All major legal cases against rival companies such as China Evergrande (HK:) Group and Country Garden for defaulting on their debts were taken by overseas-based creditors.
Shimao’s Hong Kong-listed shares fell as much as 8.8% in early trading, while those in the city fell 0.5%.
Shimao said in a statement to the stock exchange that it will “vigorously” oppose the lawsuit and press ahead with its proposed plan to restructure about $11.7 billion in offshore debt, with the goal of cutting it by 60%. The petition was filed with Hong Kong’s High Court which oversees all liquidation processes in the city.
“The company is of the view that the petition does not represent the collective interests of the company’s offshore creditors and other interested parties,” Shimao said in the filing.
China Construction Bank (CCB) did not immediately respond to a request for comment.
China’s real estate sector has been in crisis since 2021, after a regulatory crackdown on high leverage among developers triggered a liquidity crisis.
Mainland Chinese authorities have not launched massive stimulus to support developers, instead adopting a long series of incremental measures aimed at reviving the sector.

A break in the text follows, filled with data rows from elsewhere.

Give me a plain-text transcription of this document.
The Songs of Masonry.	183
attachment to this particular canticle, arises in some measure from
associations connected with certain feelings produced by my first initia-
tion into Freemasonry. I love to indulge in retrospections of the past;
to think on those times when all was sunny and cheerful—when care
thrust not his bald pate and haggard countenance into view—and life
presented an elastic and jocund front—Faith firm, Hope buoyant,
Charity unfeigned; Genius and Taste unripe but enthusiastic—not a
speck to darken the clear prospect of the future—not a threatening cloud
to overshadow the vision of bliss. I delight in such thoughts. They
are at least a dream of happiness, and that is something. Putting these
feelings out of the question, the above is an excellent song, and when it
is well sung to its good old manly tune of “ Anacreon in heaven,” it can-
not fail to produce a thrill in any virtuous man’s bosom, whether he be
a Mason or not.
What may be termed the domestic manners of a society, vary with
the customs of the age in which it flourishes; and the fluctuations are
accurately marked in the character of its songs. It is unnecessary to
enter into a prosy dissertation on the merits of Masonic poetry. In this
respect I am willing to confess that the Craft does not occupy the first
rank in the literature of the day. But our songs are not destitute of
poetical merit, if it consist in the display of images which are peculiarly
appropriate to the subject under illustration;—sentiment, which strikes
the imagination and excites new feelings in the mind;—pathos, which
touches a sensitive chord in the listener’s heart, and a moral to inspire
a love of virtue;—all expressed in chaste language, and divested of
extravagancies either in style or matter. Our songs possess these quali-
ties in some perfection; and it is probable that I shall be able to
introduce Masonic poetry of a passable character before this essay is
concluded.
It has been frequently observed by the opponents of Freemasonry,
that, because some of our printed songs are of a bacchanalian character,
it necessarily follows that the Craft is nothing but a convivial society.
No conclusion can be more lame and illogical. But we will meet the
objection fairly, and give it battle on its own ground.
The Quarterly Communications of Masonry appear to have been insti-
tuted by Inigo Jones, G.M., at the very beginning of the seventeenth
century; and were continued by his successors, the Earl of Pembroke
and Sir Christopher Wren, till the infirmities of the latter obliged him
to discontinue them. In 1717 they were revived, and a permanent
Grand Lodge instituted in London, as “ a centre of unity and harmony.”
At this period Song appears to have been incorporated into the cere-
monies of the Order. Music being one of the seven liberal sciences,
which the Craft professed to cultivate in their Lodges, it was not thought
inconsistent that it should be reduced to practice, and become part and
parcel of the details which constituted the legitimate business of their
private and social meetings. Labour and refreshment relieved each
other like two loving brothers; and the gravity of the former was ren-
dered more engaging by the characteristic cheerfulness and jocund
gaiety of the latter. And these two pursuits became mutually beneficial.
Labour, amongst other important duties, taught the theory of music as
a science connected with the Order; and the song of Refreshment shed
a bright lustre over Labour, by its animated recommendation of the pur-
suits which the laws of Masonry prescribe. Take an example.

Shanghai-based Shimao is among many Chinese developers who have defaulted on offshore bonds, after missing interest and principal payments on a $1 billion offshore bond in July 2022. After that missed payment , its entire offshore debt worth $11.7 billion is at a loss. default.
Shimao defined the detailed terms of the debt restructuring at the end of March.
A group of major bondholders have already signaled their opposition to Shimao’s restructuring plan, which Reuters sources said was due to the scale of losses creditors would face and the lack of upfront payments.
Shimao would require approval of more than 75% of the value of creditors to approve its restructuring proposal. The ad hoc bondholder group holds more than 25% of Shimao’s outstanding $6.8 billion bonds.
Deutsche Bank was considering similar action against Shimao as CCB did, Reuters reported in early March citing sources, after finding the developer’s previous debt restructuring terms unacceptable.
Such action would have been an unusual case of a large foreign financial company filing a liquidation case against a Chinese developer since the debt crisis began in 2021.
China’s real estate sector remains weak, but declines so far in 2024 are not as steep as the previous year.
Real estate investment in China fell 9.0% year-on-year in the first two months of 2024, compared with a 24.0% decline in December 2023, according to National Statistics Bureau data released in March.
Real estate sales by square footage saw a 20.5% decline in the January-February period compared to the previous year, compared to a 23.0% decline in December last year.
According to LSEG data, Hong Kong-listed Shimao shares have fallen 34% since the beginning of the year.